Vaniver comments on Neural nets as a model for how humans make and understand visual art

Vaniver 12 Nov 2019 3:38 UTC
13 points
There’s a long history of development of artistic concepts; for example, the discovery of perspective. There’s also lots of artistic concepts where the dependence on the medium is highly significant, of which the first examples that come to mind are cave paintings (which were likely designed around being viewed by moving firelight) and ‘highly distorted’ ancient statuettes that are probably self-portraits.
So it seems to me like we should expect there to be a similar medium-relevance for NN-generated artwork, and a similar question of which artistic concepts it possesses and lacks. Perspective, for example, seems pretty well captured by GANs targeting the LSUN bedroom dataset or related tasks. It seems like it’s not a surprise that NNs would be good at perspective compared to humans, since there’s a cleaner inverse between the perceptive and the creation of perspective from the GAN’s point of view than the human’s (who has to use their hands to make it, rather than their inverted eyes).
That is, it seems that the similarities are actually pretty constrained to bits where the medium means humans and NN operate similarly, and the path of human art generation and the path of NN art generation look quite different in a way that suggests there are core differences. For example, I think most humans have pretty good facility with creating and understanding ‘stick figures’ that comes from training on a history of communicating with other humans using stick figures, rather than simply generalizing from visual image recognition, and we might be able to demonstrate the differences through a training / finetuning scheme on some NN that can do both classification and generation.
We might want to look for find concepts that are easier for humans than NNs; when I talk to people about ML-produced music, they often suggest that it’s hard to capture the sort of dependencies that make for good music using current models (in the same way that current models have trouble making ‘good art’ that’s more than style transfer or realistic faces or so on; it’s unlikely that we could hook a NN up to a DeviantArt account and accept commissions and make money). But as someone who can listen to lots of Gandalf nodding to Jazz, and who thinks there are applications for things like CoverBot (which would do the acoustic equivalent of style transfer), my guess is that the near-term potential for ML-produced music is actually quite high.

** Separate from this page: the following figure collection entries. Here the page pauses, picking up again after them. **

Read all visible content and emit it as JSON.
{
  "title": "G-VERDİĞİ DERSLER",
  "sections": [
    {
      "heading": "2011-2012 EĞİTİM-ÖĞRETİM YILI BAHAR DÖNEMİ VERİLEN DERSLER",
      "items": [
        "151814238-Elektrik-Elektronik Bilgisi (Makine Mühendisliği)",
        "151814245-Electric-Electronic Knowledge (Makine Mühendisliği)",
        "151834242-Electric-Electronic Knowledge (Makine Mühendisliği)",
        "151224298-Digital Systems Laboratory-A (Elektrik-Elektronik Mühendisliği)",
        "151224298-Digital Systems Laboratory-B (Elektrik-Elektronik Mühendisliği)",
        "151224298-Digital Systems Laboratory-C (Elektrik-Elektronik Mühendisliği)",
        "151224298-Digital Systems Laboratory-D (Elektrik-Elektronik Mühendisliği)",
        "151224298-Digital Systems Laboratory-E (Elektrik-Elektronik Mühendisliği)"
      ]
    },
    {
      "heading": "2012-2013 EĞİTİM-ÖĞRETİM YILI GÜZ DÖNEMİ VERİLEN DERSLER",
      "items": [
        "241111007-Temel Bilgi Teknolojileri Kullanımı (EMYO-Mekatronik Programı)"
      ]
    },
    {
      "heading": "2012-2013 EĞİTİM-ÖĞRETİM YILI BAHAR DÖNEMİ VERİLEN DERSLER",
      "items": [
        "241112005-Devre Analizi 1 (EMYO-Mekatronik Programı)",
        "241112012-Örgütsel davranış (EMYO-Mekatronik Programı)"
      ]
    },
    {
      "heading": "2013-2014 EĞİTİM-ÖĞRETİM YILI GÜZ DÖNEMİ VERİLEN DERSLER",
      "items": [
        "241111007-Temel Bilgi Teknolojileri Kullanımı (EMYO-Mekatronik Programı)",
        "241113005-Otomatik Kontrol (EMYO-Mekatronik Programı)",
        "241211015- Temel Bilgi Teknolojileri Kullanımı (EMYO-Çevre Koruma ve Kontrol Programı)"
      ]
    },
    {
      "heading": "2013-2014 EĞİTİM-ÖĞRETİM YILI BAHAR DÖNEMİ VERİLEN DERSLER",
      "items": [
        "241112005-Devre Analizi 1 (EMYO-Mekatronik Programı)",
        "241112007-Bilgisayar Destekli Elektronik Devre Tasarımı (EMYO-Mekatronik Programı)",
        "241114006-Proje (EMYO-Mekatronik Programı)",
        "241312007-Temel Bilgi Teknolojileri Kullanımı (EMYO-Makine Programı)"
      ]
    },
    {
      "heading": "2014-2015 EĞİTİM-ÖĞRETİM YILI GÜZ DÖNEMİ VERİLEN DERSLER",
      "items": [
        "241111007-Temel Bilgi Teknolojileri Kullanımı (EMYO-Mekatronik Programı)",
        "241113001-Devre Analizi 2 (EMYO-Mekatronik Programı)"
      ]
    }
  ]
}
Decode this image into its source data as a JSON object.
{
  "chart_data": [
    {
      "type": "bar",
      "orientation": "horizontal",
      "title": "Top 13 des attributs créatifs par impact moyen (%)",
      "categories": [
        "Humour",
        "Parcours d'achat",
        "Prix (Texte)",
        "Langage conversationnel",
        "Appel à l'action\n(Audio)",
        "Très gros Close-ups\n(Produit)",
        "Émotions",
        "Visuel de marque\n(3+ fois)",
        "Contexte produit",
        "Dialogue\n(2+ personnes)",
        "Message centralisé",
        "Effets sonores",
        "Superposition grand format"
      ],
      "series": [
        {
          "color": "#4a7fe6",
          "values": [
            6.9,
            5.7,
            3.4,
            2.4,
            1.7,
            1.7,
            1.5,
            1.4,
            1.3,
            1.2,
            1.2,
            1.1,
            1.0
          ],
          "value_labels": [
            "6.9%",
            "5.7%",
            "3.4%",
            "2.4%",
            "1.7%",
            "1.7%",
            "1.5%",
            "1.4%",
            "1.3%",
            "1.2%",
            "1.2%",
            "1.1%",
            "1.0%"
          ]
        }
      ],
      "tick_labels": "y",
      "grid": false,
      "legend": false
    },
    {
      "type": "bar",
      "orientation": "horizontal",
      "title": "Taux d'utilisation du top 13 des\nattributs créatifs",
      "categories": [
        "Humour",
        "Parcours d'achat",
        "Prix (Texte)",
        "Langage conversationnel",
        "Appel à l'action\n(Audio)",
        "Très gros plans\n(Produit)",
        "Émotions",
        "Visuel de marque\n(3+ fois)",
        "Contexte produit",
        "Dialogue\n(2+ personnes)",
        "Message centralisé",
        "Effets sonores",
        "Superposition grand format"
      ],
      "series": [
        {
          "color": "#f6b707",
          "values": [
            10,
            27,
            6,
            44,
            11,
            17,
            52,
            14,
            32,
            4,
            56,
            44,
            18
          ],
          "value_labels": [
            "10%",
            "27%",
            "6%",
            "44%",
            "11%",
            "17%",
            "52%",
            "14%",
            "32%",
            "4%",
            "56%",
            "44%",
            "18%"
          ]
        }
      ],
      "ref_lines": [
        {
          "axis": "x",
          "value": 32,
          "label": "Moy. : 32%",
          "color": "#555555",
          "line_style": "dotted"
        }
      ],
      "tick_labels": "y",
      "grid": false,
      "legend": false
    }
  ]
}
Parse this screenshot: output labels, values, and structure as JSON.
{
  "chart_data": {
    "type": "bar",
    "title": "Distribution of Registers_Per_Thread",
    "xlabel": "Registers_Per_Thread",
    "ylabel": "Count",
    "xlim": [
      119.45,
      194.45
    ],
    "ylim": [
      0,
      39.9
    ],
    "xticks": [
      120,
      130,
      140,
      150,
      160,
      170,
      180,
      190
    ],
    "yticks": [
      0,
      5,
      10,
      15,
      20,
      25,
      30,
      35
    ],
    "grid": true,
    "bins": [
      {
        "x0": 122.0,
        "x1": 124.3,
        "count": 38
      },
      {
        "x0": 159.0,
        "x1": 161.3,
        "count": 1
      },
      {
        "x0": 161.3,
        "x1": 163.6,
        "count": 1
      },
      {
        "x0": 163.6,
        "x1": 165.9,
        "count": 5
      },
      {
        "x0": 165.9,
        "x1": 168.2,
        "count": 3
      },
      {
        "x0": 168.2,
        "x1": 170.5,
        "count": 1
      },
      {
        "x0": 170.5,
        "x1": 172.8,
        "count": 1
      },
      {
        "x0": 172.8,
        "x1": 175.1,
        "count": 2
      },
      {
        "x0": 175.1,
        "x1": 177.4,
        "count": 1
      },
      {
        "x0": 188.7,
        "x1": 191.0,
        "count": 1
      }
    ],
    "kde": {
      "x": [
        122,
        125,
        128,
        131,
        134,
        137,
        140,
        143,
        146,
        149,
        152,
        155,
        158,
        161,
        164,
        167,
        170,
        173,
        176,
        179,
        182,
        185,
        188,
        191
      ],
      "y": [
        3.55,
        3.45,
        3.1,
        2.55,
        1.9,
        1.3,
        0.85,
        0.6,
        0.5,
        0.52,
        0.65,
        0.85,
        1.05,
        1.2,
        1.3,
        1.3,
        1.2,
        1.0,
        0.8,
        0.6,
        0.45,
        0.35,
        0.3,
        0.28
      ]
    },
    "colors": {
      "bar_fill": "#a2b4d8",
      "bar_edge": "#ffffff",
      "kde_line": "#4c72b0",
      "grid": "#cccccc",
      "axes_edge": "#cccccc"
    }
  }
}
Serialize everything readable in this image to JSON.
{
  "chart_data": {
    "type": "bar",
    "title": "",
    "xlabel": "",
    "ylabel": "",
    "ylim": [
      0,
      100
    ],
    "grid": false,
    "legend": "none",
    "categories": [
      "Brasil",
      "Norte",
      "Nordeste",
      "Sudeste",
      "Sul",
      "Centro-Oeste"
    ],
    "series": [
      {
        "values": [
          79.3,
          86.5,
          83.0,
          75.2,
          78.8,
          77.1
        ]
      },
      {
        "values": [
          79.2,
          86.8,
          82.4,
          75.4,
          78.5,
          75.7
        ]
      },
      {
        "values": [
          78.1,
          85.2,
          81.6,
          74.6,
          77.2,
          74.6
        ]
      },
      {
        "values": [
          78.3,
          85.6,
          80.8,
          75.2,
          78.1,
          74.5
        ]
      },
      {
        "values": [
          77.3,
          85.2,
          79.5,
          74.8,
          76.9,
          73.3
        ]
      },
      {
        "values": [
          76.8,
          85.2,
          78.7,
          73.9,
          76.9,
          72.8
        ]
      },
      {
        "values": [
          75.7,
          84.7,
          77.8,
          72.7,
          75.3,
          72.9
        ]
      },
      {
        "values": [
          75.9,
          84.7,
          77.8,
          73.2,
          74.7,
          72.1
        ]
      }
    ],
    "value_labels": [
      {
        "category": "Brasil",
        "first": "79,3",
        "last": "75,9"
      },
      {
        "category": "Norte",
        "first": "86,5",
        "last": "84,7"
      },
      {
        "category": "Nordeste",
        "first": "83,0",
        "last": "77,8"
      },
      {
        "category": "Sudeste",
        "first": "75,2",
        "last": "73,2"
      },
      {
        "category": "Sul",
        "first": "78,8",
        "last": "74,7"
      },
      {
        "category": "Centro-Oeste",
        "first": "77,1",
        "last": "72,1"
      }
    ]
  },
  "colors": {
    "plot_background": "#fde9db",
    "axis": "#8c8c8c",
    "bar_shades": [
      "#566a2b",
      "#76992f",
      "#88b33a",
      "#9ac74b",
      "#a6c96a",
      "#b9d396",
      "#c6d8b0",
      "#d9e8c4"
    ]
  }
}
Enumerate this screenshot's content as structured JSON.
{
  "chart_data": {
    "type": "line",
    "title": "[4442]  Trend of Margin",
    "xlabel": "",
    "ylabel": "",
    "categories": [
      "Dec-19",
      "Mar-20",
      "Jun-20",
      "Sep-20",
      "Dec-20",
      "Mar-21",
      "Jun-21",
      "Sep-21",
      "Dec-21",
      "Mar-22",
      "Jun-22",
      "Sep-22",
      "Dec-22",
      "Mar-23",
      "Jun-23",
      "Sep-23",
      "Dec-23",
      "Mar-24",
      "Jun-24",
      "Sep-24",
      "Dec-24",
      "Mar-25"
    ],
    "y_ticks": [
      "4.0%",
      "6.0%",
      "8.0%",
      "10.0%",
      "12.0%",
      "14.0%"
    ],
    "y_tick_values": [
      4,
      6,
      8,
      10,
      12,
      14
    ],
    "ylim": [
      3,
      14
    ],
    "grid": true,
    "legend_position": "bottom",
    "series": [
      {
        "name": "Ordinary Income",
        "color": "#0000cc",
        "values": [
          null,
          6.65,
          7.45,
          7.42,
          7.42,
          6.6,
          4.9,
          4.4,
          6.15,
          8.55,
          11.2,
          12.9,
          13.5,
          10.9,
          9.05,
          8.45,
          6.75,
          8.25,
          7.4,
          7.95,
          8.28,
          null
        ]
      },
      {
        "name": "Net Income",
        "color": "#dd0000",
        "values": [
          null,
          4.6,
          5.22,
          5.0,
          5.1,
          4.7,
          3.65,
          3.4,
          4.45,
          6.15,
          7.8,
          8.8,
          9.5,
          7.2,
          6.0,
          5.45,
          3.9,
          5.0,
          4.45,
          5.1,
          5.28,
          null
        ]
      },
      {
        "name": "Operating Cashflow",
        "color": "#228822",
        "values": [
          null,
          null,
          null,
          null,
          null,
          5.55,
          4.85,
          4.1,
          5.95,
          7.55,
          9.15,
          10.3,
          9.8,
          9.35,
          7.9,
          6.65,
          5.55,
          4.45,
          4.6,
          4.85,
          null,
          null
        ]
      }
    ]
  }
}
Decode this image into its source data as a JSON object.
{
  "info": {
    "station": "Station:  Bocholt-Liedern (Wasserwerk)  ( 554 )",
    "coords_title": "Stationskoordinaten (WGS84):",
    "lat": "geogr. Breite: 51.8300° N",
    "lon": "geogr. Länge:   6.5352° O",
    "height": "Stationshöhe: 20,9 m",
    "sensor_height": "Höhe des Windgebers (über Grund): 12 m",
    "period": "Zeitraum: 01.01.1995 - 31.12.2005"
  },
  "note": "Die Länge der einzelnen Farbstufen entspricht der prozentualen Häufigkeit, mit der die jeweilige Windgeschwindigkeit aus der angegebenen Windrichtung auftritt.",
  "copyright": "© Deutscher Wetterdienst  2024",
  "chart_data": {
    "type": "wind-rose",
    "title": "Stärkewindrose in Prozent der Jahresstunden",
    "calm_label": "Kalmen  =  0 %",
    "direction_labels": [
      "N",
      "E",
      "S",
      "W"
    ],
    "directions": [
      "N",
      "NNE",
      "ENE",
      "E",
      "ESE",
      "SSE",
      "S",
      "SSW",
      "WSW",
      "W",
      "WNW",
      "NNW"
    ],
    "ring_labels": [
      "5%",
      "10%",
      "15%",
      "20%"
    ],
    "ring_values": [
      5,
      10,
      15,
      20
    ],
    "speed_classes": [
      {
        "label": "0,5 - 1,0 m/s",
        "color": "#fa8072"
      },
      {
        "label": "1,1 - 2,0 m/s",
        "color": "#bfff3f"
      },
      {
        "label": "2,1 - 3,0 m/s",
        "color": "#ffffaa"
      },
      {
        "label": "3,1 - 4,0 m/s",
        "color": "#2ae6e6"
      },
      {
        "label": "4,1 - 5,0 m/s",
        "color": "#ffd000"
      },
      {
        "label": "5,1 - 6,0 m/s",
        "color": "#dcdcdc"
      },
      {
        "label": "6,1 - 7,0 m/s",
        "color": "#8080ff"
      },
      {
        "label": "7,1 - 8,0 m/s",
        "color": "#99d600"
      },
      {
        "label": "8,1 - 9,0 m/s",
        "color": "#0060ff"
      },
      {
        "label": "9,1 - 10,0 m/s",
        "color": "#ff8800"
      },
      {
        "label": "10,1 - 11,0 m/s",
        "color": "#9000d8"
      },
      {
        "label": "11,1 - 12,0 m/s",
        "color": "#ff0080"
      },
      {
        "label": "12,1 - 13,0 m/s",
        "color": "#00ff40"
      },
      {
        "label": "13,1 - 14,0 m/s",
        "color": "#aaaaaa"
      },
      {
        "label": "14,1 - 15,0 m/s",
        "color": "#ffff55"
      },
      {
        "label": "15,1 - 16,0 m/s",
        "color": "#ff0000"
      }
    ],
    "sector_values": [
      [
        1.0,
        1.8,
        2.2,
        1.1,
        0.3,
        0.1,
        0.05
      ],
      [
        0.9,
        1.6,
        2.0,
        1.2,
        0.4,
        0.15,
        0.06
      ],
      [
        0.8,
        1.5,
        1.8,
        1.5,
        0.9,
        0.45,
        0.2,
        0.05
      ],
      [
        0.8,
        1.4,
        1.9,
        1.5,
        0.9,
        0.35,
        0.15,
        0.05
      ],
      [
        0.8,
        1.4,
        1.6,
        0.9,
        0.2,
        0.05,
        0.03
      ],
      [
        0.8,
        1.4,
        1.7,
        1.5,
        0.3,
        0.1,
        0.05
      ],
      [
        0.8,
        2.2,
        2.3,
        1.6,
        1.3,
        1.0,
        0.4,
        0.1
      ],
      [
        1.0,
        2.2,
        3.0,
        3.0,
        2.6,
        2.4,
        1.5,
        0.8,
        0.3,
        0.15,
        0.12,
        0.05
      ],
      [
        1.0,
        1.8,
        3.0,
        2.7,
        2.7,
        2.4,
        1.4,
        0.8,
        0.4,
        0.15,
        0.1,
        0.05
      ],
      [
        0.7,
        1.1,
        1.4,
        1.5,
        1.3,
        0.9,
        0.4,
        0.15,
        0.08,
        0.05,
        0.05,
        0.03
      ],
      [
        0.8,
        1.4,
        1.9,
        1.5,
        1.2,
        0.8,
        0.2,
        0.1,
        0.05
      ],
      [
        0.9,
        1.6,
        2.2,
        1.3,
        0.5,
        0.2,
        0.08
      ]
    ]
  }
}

- Owain_Evans 12 Nov 2019 13:48 UTC
  11 points
  Parent
  There’s also lots of artistic concepts where the dependence on the medium is highly significant
  Great examples. I agree the physical medium is really important in human art: see my Section 1.3.1.
  It seems like it’s not a surprise that NNs would be good at perspective compared to humans, since there’s a cleaner inverse between the perceptive and the creation of perspective from the GAN’s point of view than the human’s (who has to use their hands to make it, rather than their inverted eyes).
  I like the point about hands vs. “inverted eyes”. At the same time, the GANs are trained on a huge number of photos, and these photos exhibit a perfect projection of a 3D scene onto a finite-size 2D array. The GAN’s goal is to match these photos, not to match 3D scenes (which it doesn’t know anything about). Humans invented perspective before having photos to work with. (They did have mirrors and primitive projection techniques.)
  I think most humans have pretty good facility with creating and understanding ‘stick figures’ that comes from training on a history of communicating with other humans using stick figures, rather than simply generalizing from visual image recognition,
  I agree that our facility with stick figures probably depends partly on the history of using stick figures. However, I think our general visual recognition abilities make us very flexible. For example, people can quickly master new styles of abstract depiction that differ from the XKCD style (say in a comic or a set of artworks). DeepMind has a cool recent paper where they learn abstract styles of depiction with no human imitation or labeling.
  We might want to look for find concepts that are easier for humans than NNs; when I talk to people about ML-produced music, they often suggest that it’s hard to capture the sort of dependencies that make for good music using current models (in the same way that current models have trouble making ‘good art’ that’s more than style transfer or realistic faces or so on; it’s unlikely that we could hook a NN up to a DeviantArt account and accept commissions and make money).
  Currently humans play a major role in the interesting examples of neural art. Getting more artist-like autonomy is probably AI-complete, but I can imagine neural nets being more and more widely used in both visual art and music. I agree there’s great potential in neural music! (I suggest some experiments in my conclusion but there’s tons more that could be tried).
  - Vaniver 12 Nov 2019 23:36 UTC
    2 points
    Parent
    
    The GAN’s goal is to match these photos, not to match 3D scenes (which it doesn’t know anything about).
    
    I’ve see some results here where I thought the consensus interpretation was “angle as latent feature”, such that there was an implied 3D scene in the latent space. (Most of what I’m seeing now with a brief scan has to do with facial rotations and pose invariance.) Maybe I should put scene is scare quotes, because it’s generally not fully generic, as the sorts of faces and rooms you find in such a database are highly nonrandom / have a bunch of basic structure you can assume will be there.